PwC audits sustainability reporting in two different but related ways, according to Mr. Savitz. First, it audits the processes by which companies report their information, and sometimes it takes the second step of auditing the data itself through site visits, interviews, and document reviews.

"We use the same objective, verifiable standards that we use in financial reporting," said Mr. Savitz. PwC employs sustainability experts to guide the certified public accountants (CPAs) who do the bulk of the work--the actual auditing. "An auditor might ask, 'what's a ton of carbon?'--they're not familiar with these metrics, so we provide the substantive expertise about what these numbers mean."

This example illustrates how financial accounting standards translate imperfectly to sustainability reporting auditing.

"There is no generally accepted reporting standard for corporate social responsibility--there's no equivalent to the financial side's GAAP," said Mr. Savitz, referring to the generally accepted accounting principles that guide financial accounting and auditing.

Dr. Gorte concurs, but clarifies that there is no dearth of sustainability reporting guidelines: "there are many, and the pinnacle is the GRI," said Dr. Gorte, referring to the Global Reporting Initiative. GRI and other standards organizations, such as the International Organzation for Standards (ISO), are working on developing suitable GAAP-like standards for sustainability reporting auditing, she added.

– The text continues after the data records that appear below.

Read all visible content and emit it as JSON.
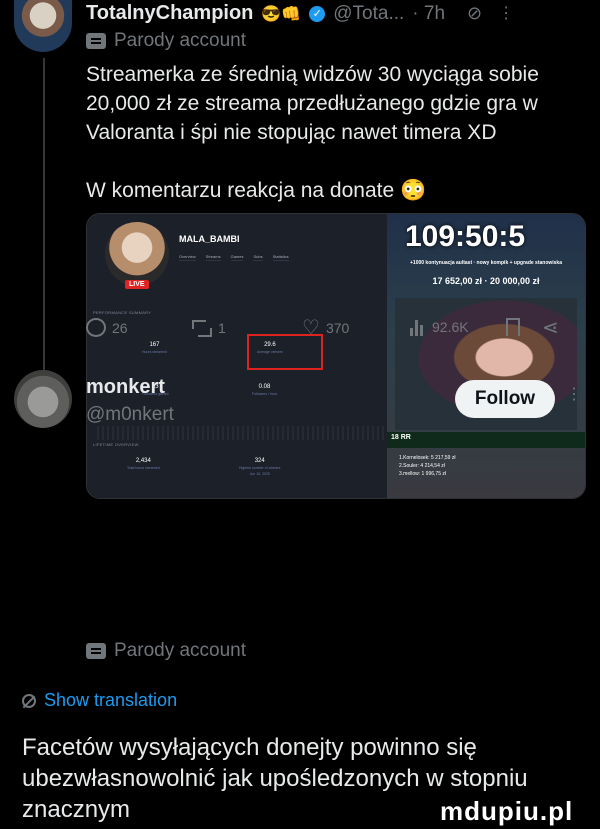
{
  "tweet1": {
    "display_name": "TotalnyChampion",
    "name_emojis": "😎👊",
    "handle": "@Tota...",
    "time": "· 7h",
    "parody_label": "Parody account",
    "text_lines": [
      "Streamerka ze średnią widzów 30 wyciąga sobie",
      "20,000 zł ze streama przedłużanego gdzie gra w",
      "Valoranta i śpi nie stopując nawet timera XD"
    ],
    "text_line2": "W komentarzu reakcja na donate 😳",
    "media": {
      "channel_name": "MALA_BAMBI",
      "live_badge": "LIVE",
      "tabs": [
        "Overview",
        "Streams",
        "Games",
        "Subs",
        "Statistics"
      ],
      "performance_title": "PERFORMANCE SUMMARY",
      "lifetime_title": "LIFETIME OVERVIEW",
      "stats": [
        {
          "value": "167",
          "caption": "Hours streamed"
        },
        {
          "value": "29.6",
          "caption": "Average viewers"
        },
        {
          "value": "13",
          "caption": "Followers gained"
        },
        {
          "value": "0.08",
          "caption": "Followers / hour"
        },
        {
          "value": "2,434",
          "caption": "Total hours streamed"
        },
        {
          "value": "324",
          "caption": "Highest number of viewers"
        }
      ],
      "stats_date": "Jun 15, 2025",
      "timer": "109:50:5",
      "timer_sub": "+1000 kontynuacja aultast · nowy kompik + upgrade stanowiska",
      "money": "17 652,00 zł · 20 000,00 zł",
      "strip": "18 RR",
      "donors": [
        "1.Kornelosek: 5 217,59 zł",
        "2.Souler: 4 214,54 zł",
        "3.mellow: 1 996,75 zł"
      ]
    },
    "actions": {
      "replies": "26",
      "reposts": "1",
      "likes": "370",
      "views": "92.6K"
    }
  },
  "tweet2": {
    "display_name": "monkert",
    "handle": "@m0nkert",
    "parody_label": "Parody account",
    "follow_label": "Follow",
    "translation_label": "Show translation",
    "text_lines": [
      "Facetów wysyłających donejty powinno się",
      "ubezwłasnowolnić jak upośledzonych w stopniu",
      "znacznym"
    ]
  },
  "watermark": "mdupiu.pl",
  "colors": {
    "background": "#000000",
    "text": "#e7e9ea",
    "muted": "#71767b",
    "link": "#1d9bf0"
  }
}
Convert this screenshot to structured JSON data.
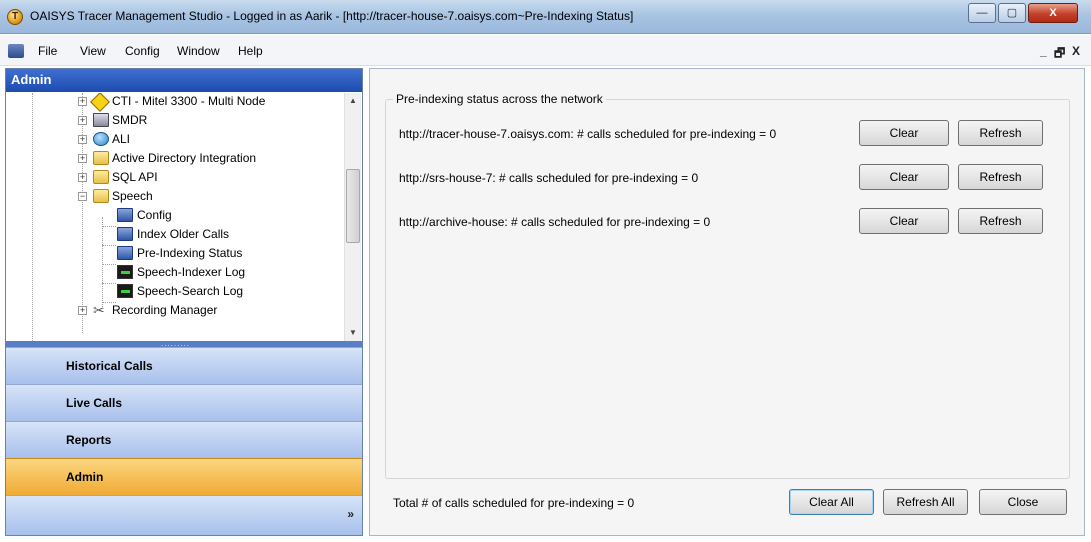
{
  "window": {
    "title": "OAISYS Tracer Management Studio - Logged in as Aarik - [http://tracer-house-7.oaisys.com~Pre-Indexing Status]",
    "app_icon_glyph": "T",
    "minimize": "—",
    "maximize": "▢",
    "close": "X"
  },
  "menu": {
    "items": [
      "File",
      "View",
      "Config",
      "Window",
      "Help"
    ],
    "mdi_minimize": "_",
    "mdi_restore": "🗗",
    "mdi_close": "X"
  },
  "admin_panel": {
    "header": "Admin",
    "tree": [
      {
        "label": "CTI - Mitel 3300 - Multi Node",
        "icon": "diamond-icon",
        "expander": "+"
      },
      {
        "label": "SMDR",
        "icon": "computer-icon",
        "expander": "+"
      },
      {
        "label": "ALI",
        "icon": "globe-icon",
        "expander": "+"
      },
      {
        "label": "Active Directory Integration",
        "icon": "folder-icon",
        "expander": "+"
      },
      {
        "label": "SQL API",
        "icon": "folder-icon",
        "expander": "+"
      },
      {
        "label": "Speech",
        "icon": "folder-open-icon",
        "expander": "−"
      },
      {
        "label": "Config",
        "icon": "document-icon"
      },
      {
        "label": "Index Older Calls",
        "icon": "document-icon"
      },
      {
        "label": "Pre-Indexing Status",
        "icon": "document-icon"
      },
      {
        "label": "Speech-Indexer Log",
        "icon": "log-icon"
      },
      {
        "label": "Speech-Search Log",
        "icon": "log-icon"
      },
      {
        "label": "Recording Manager",
        "icon": "scissors-icon",
        "expander": "+"
      }
    ],
    "nav_buttons": [
      "Historical Calls",
      "Live Calls",
      "Reports",
      "Admin"
    ],
    "active_nav": "Admin",
    "more_chevron": "»"
  },
  "status_pane": {
    "group_title": "Pre-indexing status across the network",
    "servers": [
      {
        "text": "http://tracer-house-7.oaisys.com: # calls scheduled for pre-indexing = 0",
        "clear": "Clear",
        "refresh": "Refresh"
      },
      {
        "text": "http://srs-house-7: # calls scheduled for pre-indexing = 0",
        "clear": "Clear",
        "refresh": "Refresh"
      },
      {
        "text": "http://archive-house: # calls scheduled for pre-indexing = 0",
        "clear": "Clear",
        "refresh": "Refresh"
      }
    ],
    "total": "Total # of calls scheduled for pre-indexing = 0",
    "clear_all": "Clear All",
    "refresh_all": "Refresh All",
    "close": "Close"
  }
}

"We just did the verification of the 2002 sustainability report by 3M [MMM], and they made reference to AA1000, an independent standard for obtaining triple bottom line information, so we had a standard to benchmark against," said Mr. Savitz. AA1000 was developed in 1999 by AccountAbility, an international membership organization that promotes social and ethical accountability. "However, we wouldn't say whether this is the right standard or the best-in-class standard, because there's no objective definition of what best-in-class means."

PwC can, however, make recommendations directly to its clients, if they ask for advice.

"We're pretty strong advocates of integrating financial and non-financial reporting--for example, we just worked with PepsiCo [PEP] on their sustainability report, which is part of their financial report, and we think that's a best practice," said Mr. Savitz. "The future of reporting, we believe, is that there will be more and more non-financial reporting actually included in financial reporting."

The future also holds promise for the growth in importance of sustainability reporting auditing, according to Mr. Savitz.

"As mainstream investors begin to make investments based on corporate social responsibility, they're going to want to know that the information, and processes by which the information has been gathered, can be relied on, so verification and auditing will become increasingly important," said Mr. Savitz.